GET /api/v1/foryou?cursor={cursor}&limit=10 → { videos[], next_cursor }POST /api/v1/videos { upload_id, caption } → { video_id, status: 'processing' }POST /api/v1/events { video_id, type, watch_ms } → 202Open TikTok and the very first video already feels chosen for you, and so does the next one, and the one after that. There is no follow graph deciding what you see. A ranking model picks each clip from the entire catalog based on what you have watched, liked, and skipped. The surprising part is that almost none of that machine learning happens while you scroll. The scroll itself is a fast lookup, and that split is what makes the feed feel instant.
Here is the whole thing in plain steps. When you open the app, the Feed Service grabs a list of video ids that were already picked for you and stored in Cassandra, then fills in the metadata and hands back a batch. Your client immediately starts pulling those video bytes from a CDN, and it prefetches the next two or three clips so the next swipe never shows a spinner.
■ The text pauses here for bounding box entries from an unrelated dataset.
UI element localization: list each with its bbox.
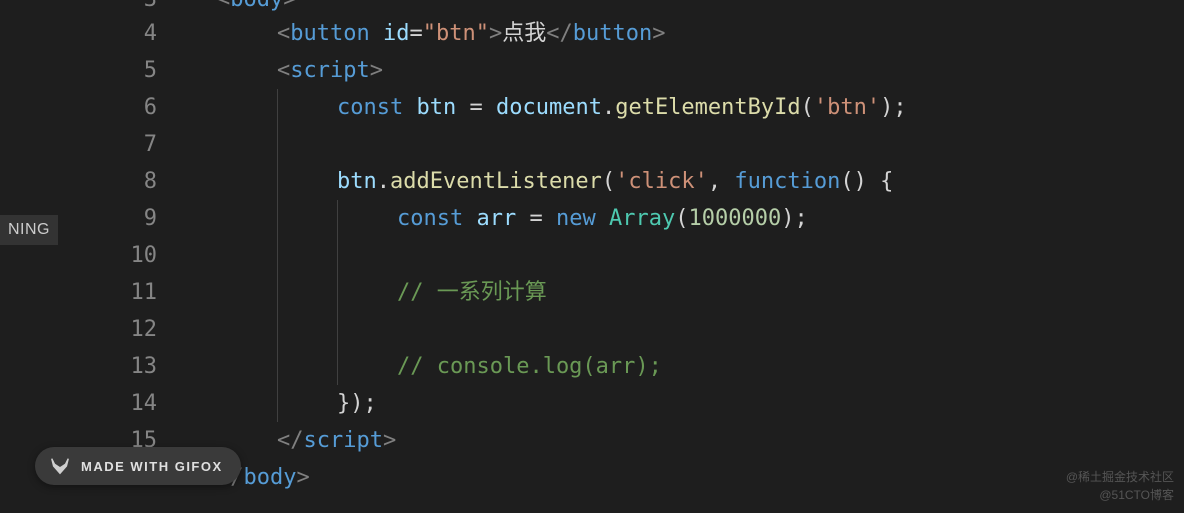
- code-line: </script>: [185, 422, 1184, 459]
- code-line: });: [185, 385, 1184, 422]
- watermark-text: @稀土掘金技术社区: [1066, 468, 1174, 485]
- line-number: 12: [0, 311, 185, 348]
- code-line: [185, 126, 1184, 163]
- code-line: const arr = new Array(1000000);: [185, 200, 1184, 237]
- code-editor[interactable]: 3 4 5 6 7 8 9 10 11 12 13 14 15 16 <body…: [0, 0, 1184, 496]
- line-number-gutter: 3 4 5 6 7 8 9 10 11 12 13 14 15 16: [0, 0, 185, 496]
- line-number: 5: [0, 52, 185, 89]
- line-number: 6: [0, 89, 185, 126]
- code-line: // console.log(arr);: [185, 348, 1184, 385]
- code-content[interactable]: <body> <button id="btn">点我</button> <scr…: [185, 0, 1184, 496]
- fox-icon: [49, 455, 71, 477]
- code-line: btn.addEventListener('click', function()…: [185, 163, 1184, 200]
- code-line: </body>: [185, 459, 1184, 496]
- code-line: // 一系列计算: [185, 274, 1184, 311]
- watermark-text: @51CTO博客: [1099, 486, 1174, 503]
- code-line: const btn = document.getElementById('btn…: [185, 89, 1184, 126]
- line-number: 14: [0, 385, 185, 422]
- code-line: <button id="btn">点我</button>: [185, 15, 1184, 52]
- gifox-badge-label: MADE WITH GIFOX: [81, 459, 223, 474]
- line-number: 13: [0, 348, 185, 385]
- line-number: 11: [0, 274, 185, 311]
- code-line: [185, 311, 1184, 348]
- line-number: 8: [0, 163, 185, 200]
- code-line: <body>: [185, 0, 1184, 15]
- line-number: 7: [0, 126, 185, 163]
- code-line: [185, 237, 1184, 274]
- gifox-badge[interactable]: MADE WITH GIFOX: [35, 447, 241, 485]
- code-line: <script>: [185, 52, 1184, 89]
- sidebar-label-fragment: NING: [0, 215, 58, 245]
- line-number: 4: [0, 15, 185, 52]
- line-number: 3: [0, 0, 185, 15]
Meanwhile every view, like, and watch-time signal you produce gets fired off to Kafka.
The heavy work runs on its own clock. A Ranking Worker wakes up every few minutes, reads your recent activity off the Kafka stream, runs the ML model, and writes a fresh candidate list back to the store. By the time you scroll again, new picks are waiting. This is the same idea as a kitchen that preps ingredients before the dinner rush instead of starting from raw vegetables when each order arrives, so the line stays fast even when it is busy.
Uploads follow the same decoupling. When a creator posts, the Upload Service stores the raw file, drops a job on Kafka, and returns right away, so the upload feels instant even though a Transcode Worker spends minutes turning the video into about five bitrate variants for adaptive playback. The lesson TikTok teaches is the split between heavy offline ranking and a light online serving path, plus how a single event log can feed both a recommendation pipeline and a transcoding pipeline at billions of events a day.